A new cellular labeling strategy gives researchers an efficient tool for studying the development of tissue that could help prevent the onset of obesity and cardiovascular disease.
Most people think about fat in terms of the white adipose tissue that stores the body’s excess energy, and which steadily — and visibly — accumulates as one becomes out of shape or obese. However, there is another type of fat tissue that can prevent rather than promote weight gain. “Brown adipose tissue not only stores fats, but also has the ability to burn fats to release energy as heat,” explains Bin Liu of the A*STAR Institute of Materials Research and Engineering.

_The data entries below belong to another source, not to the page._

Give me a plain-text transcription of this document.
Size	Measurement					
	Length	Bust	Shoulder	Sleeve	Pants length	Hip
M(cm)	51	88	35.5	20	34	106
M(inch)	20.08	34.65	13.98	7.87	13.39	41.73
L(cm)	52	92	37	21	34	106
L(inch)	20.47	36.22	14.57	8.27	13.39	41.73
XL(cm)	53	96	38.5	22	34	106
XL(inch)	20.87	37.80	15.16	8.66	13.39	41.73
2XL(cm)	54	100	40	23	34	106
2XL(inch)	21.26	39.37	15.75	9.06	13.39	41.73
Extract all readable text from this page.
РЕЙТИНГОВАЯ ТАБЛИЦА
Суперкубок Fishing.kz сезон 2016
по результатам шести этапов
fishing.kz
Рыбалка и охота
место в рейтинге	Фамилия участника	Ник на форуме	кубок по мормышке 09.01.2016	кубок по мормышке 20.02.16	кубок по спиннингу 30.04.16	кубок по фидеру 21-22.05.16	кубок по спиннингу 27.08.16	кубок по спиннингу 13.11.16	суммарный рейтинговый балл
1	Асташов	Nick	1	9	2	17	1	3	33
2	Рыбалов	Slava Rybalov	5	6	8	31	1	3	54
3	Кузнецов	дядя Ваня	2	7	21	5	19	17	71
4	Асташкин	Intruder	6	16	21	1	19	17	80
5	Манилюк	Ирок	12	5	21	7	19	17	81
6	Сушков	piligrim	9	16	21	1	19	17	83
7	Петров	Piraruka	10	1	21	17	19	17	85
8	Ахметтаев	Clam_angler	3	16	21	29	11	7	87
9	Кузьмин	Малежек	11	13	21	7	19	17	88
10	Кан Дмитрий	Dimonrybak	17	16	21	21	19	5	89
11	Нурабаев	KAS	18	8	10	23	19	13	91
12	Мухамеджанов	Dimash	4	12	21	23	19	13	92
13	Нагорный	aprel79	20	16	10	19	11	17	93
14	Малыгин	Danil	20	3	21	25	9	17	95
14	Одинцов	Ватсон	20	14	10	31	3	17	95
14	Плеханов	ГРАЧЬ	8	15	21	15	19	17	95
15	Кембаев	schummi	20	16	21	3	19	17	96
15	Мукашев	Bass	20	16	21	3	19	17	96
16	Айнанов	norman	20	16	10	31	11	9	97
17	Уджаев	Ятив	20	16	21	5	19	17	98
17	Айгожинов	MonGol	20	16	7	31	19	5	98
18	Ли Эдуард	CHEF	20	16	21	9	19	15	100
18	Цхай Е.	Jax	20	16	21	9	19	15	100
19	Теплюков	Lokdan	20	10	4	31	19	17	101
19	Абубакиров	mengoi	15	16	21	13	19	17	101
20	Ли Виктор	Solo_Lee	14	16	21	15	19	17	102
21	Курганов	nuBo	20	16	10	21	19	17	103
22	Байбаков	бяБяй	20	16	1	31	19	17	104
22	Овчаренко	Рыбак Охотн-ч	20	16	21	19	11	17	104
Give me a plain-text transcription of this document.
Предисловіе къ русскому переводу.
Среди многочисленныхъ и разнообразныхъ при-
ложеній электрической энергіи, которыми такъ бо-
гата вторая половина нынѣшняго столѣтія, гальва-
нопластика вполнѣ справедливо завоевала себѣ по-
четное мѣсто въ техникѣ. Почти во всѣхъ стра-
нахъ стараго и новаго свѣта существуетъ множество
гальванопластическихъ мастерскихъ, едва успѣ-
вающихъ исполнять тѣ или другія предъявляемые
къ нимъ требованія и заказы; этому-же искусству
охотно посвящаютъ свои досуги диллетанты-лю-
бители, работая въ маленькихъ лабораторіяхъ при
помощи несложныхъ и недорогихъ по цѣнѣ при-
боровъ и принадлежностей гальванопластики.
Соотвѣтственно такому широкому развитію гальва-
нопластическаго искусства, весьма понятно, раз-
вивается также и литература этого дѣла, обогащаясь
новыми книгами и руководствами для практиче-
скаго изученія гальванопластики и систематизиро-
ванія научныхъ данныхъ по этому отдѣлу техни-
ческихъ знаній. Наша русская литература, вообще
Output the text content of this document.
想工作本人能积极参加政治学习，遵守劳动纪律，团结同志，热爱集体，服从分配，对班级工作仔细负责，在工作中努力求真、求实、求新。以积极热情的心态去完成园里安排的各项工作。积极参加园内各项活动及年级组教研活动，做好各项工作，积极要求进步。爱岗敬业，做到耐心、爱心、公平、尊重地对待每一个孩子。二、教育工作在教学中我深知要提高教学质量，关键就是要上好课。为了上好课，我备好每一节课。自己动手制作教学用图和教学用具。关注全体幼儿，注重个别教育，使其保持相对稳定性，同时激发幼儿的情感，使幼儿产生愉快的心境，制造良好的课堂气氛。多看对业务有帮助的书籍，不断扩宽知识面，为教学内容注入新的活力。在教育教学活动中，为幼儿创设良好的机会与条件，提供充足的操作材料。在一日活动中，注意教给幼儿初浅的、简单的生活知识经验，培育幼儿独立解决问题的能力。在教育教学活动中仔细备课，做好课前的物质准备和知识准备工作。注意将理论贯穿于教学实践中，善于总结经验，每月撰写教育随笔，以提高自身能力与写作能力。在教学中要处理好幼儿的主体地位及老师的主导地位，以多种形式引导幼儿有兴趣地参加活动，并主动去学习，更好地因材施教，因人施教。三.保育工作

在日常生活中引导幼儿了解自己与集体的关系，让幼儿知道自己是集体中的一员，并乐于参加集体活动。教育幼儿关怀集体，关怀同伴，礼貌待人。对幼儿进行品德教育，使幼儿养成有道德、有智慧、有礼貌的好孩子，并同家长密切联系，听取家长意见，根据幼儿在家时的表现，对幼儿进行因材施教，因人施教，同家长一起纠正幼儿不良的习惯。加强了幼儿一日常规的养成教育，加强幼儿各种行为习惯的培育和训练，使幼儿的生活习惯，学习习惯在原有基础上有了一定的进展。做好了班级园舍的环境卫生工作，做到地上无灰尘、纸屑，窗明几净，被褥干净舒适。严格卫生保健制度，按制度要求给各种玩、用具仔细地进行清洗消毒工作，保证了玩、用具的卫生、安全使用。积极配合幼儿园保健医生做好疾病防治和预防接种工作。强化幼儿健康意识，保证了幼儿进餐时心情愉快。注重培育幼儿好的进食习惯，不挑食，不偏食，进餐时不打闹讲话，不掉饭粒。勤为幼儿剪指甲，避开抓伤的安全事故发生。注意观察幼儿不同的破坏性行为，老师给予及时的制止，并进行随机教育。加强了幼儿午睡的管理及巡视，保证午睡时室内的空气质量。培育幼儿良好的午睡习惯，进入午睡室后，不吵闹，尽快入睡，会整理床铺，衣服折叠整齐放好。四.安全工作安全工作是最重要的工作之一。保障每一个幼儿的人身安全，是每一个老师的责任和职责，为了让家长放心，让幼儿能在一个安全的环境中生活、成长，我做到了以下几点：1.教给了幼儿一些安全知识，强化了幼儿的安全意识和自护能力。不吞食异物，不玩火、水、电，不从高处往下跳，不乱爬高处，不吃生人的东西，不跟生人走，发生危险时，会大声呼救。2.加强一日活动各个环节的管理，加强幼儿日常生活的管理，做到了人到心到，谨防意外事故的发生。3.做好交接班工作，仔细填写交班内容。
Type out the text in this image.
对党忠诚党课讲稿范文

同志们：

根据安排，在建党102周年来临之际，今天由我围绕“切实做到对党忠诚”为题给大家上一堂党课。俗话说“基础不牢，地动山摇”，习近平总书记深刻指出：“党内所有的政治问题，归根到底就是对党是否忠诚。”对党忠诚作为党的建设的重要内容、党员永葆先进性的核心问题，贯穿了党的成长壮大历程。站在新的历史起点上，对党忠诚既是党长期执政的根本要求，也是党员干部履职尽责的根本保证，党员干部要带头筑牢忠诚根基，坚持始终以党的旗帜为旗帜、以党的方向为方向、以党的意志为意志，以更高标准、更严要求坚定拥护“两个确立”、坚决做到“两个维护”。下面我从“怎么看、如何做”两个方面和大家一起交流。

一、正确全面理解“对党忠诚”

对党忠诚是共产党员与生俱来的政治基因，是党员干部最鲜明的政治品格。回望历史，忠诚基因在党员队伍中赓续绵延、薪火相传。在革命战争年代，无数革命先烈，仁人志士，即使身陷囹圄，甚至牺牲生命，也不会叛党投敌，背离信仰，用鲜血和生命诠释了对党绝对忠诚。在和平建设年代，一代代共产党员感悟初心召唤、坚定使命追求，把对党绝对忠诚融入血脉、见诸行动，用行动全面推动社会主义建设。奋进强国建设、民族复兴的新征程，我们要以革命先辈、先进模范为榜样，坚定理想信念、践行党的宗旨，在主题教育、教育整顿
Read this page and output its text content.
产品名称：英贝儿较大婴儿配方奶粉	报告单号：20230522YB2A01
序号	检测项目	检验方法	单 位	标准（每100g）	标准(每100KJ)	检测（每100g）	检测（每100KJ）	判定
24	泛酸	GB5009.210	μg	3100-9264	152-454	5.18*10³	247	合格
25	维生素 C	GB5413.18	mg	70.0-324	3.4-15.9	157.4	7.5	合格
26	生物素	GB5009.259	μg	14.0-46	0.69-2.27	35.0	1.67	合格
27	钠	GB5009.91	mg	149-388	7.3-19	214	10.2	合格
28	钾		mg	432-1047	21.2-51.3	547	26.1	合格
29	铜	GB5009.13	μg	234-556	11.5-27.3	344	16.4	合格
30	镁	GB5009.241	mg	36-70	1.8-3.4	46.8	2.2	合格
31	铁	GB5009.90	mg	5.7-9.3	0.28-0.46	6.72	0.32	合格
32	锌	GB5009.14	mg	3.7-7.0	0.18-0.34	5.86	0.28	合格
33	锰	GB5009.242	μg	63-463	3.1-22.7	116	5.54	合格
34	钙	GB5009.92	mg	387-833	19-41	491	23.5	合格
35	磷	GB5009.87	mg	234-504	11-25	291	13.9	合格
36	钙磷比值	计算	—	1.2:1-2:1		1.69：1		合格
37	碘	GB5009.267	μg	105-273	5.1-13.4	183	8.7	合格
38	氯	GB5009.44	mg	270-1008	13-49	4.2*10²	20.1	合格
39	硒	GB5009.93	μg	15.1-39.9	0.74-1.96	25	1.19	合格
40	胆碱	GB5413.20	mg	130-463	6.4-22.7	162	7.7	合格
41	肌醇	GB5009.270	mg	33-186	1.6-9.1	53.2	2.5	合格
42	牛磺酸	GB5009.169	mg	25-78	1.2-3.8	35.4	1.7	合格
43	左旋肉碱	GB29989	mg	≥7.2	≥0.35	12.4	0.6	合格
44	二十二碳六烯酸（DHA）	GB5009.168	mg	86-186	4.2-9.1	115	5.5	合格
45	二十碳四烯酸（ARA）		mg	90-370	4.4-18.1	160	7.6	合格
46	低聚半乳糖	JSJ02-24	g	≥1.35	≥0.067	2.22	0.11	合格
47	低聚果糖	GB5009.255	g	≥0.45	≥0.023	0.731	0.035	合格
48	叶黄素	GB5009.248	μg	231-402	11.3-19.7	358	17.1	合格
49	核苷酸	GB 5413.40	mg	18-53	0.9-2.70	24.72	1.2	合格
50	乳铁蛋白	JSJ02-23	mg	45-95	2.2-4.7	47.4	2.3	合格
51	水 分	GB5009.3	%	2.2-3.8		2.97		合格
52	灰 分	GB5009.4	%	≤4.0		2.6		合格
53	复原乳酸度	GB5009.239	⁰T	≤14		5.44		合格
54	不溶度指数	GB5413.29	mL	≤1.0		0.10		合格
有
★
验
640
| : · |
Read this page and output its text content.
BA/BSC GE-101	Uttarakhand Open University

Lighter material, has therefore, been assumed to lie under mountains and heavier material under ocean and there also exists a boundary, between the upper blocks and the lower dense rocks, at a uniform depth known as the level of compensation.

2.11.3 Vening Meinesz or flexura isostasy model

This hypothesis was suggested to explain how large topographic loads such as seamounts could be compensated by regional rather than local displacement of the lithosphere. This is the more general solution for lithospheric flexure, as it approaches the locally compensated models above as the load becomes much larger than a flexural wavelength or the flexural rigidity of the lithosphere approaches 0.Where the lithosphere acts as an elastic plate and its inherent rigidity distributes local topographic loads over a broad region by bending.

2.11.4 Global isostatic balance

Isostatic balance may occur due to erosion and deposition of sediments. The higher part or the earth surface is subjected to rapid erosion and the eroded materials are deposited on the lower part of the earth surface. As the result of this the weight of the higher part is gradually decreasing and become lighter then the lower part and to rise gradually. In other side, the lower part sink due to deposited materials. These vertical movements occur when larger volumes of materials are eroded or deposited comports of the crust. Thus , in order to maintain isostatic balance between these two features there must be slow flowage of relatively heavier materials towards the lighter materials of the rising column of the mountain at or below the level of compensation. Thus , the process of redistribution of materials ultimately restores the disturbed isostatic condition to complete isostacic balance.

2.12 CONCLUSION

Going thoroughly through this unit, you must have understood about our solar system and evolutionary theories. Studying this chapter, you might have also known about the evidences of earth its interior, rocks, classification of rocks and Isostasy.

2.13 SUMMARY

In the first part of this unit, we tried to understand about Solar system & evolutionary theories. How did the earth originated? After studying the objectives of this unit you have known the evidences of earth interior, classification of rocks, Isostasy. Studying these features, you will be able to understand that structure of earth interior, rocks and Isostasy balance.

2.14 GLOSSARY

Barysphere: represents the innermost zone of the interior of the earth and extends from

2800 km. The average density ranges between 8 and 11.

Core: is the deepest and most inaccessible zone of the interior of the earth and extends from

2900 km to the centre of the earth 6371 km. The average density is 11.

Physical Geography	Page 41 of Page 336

Liu sees this tissue as a promising target for anti-obesity drugs, and her group set about designing a fluorescent molecule that could help scientists visualize the development of brown adipose cells. These cells can be characterized based on the number and organization of their mitochondria, the organelles that drive cellular metabolism. However, existing mitochondrial dyes tend to absorb each other’s fluorescence at high concentrations, resulting in a weaker overall signal as they accumulate.
In collaboration with Hong Kong University of Science and Technology researcher Ben Zhong Tang, Liu’s team devised a fluorescent dye that exhibits ‘aggregation-induced emission’. “This means that the probe does not emit fluorescence in dilute solutions,” explains Liu, “but it becomes highly fluorescent when it accumulates in mitochondria, without any self-quenching effects.”
After 20 minutes of treatment with their AIE-MitoGreen-1 probe, Liu’s group achieved bright labeling of mitochondria in brown adipose cells that lasted for more than a day. This labeling approach also left cultured cells largely unharmed, whereas only 10 per cent of cells survived prolonged treatment with a commercially available mitochondrial dye. The researchers subsequently used AIE-MitoGreen-1 to monitor the development of brown adipose tissue from precursor cells, observing changes in cell shape and mitochondrial organization over seven days (see image).
Since the basic stages of brown adipose development are well characterized, this probe could help identify treatments that stimulate or impede this process. “We hope to use our probe to monitor the activity of brown adipose cells in response to various stimuli, such as drug intervention or temperature changes,” says Liu. Her group aims to further improve their probe so that it shines longer and brighter. Ultimately, she hopes to develop variants that fluoresce at near-infrared wavelengths, which can be detected deeper within living tissue. “We would apply these probes to long-term monitoring of brown adipose cells in animal models.”